March 21, 2023
Peter Dueben from European Centre for Medium Range Weather Forecasts (ECMWF)
This talk will provide an overview on the state-of-the-art in machine learning in Earth system science. It will outline how conventional weather and climate models and machine learned models will co-exist in the future, and the challenges that need to be addressed when building the best machine learning forecast systems.t behavior in air combat.
March 14, 2023
Nazım Kemal Üre, ITU
Reinforcement learning (RL) has attracted significant interest in both academia and industry in recent years. The main premise of RL is the ability to control a system efficiently, without requiring any prior knowledge of the dynamics of the system. That being said, using RL as an out of the box approach only works for relatively simple problems with well-defined episodic structures, small number of actions and dense reward signals. On the other hand, many real-world problems possess extremely delayed reward signals, gigantic action spaces and non-episodic dynamics. In this talk, we will show that such high complexity decision making problems can be solved by wrapping RL algorithms with other powerful machine learning techniques, such as curriculum learning, hierarchical decompositions and imitation learning.
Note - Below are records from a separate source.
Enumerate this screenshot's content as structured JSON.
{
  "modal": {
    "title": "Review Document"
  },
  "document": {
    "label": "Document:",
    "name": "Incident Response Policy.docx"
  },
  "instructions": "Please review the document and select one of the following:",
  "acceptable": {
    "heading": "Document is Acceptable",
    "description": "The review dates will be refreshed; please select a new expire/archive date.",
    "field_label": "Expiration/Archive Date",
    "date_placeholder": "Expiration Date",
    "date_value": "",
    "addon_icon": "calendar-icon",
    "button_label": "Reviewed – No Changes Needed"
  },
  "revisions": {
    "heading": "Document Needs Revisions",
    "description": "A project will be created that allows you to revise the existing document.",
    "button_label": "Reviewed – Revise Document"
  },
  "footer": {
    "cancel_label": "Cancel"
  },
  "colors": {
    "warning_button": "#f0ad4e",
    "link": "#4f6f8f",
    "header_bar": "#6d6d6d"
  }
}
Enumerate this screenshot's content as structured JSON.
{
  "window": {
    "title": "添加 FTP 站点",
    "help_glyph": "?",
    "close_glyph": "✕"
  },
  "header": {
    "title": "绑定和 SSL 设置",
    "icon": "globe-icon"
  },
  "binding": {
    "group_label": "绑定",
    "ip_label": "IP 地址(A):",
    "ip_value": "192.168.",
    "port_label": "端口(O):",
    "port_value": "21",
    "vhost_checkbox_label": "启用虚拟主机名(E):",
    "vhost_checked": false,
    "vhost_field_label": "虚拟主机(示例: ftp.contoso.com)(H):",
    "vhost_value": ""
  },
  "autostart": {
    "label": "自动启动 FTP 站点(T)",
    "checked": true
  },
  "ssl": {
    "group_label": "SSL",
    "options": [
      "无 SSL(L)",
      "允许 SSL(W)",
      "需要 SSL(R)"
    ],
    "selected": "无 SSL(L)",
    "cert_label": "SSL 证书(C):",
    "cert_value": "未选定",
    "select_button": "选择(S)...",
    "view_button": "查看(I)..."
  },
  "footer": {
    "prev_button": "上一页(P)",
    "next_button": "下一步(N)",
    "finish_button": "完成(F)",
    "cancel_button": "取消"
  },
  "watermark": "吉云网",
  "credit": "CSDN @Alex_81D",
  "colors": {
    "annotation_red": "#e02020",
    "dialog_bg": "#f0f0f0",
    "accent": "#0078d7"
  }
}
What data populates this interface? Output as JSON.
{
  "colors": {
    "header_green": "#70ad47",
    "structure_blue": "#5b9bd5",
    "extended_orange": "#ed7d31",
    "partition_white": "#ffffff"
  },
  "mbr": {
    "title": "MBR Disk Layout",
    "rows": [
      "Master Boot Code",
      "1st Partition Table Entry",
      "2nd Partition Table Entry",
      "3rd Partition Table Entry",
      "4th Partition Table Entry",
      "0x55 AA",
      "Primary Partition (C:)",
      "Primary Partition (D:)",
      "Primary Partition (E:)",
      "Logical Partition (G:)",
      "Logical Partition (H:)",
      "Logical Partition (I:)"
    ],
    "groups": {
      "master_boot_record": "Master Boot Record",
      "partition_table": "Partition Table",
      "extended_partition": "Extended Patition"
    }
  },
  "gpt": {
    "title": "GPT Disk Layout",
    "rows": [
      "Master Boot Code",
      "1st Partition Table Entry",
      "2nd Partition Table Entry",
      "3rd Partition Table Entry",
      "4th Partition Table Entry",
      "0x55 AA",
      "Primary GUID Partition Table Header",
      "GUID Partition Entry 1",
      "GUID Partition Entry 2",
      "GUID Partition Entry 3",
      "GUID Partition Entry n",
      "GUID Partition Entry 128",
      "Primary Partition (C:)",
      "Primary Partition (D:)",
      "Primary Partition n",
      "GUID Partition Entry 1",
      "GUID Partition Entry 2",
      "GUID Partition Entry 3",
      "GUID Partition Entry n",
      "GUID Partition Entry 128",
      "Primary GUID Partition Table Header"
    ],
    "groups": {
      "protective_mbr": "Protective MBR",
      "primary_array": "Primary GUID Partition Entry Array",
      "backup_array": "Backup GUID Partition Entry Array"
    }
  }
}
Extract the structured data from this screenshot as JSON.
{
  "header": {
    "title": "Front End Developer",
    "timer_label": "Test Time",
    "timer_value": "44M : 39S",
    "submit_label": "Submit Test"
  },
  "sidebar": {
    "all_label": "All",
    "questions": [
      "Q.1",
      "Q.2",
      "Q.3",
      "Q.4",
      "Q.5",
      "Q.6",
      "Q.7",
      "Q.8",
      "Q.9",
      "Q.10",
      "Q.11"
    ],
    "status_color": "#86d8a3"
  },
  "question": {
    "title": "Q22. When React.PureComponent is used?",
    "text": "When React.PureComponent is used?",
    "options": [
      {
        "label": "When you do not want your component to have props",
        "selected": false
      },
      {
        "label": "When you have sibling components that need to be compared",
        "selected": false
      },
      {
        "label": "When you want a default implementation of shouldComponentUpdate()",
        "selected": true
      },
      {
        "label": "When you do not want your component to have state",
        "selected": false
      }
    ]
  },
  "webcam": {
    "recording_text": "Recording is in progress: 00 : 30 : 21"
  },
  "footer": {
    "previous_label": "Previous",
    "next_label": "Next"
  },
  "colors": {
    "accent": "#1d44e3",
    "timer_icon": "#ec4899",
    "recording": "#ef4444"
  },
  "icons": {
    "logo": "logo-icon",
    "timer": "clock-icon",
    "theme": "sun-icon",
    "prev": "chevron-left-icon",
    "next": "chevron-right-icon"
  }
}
We will demonstrate the potential of these methods across three different use cases; i) autonomous driving in urban environments, ii) playing real-time strategy games and iii) cloning fighter pilot behavior in air combat.
Feb 28, 2023
Iryna Gurevych, TU Darmstadt
Digital texts are cheap to produce, fast to update, easy to interlink, and there are a lot of them. The ability to aggregate and critically assess information from connected, evolving texts is at the core of most intellectual work – from education to business and policy-making. Yet, humans are not very good at handling large amounts of text. And while modern language models do a good job at finding documents, extracting information from them and generating natural-sounding language, the progress in helping humans read, connect, and make sense of interrelated texts has been very much limited.Funded by the European Research Council, the InterText project brings natural language processing (NLP) forward by developing a general framework for modelling and analysing fine-grained relationships between texts – intertextual relationships. This crucial milestone for AI would allow tracing the origin and evolution of texts and ideas and enable a new generation of AI applications for text work and critical reading. Using scientific peer review as a prototypical model of collaborative knowledge construction anchored in text, this talk will present the foundations of our intertextual approach to NLP, from data modelling and representation learning to task design, practical applications and intricacies of data collection. We will discuss the limitations of the state of the art, report on our latest findings and outline the open challenges on the path towards general-purpose AI for fine-grained cross-document analysis of texts.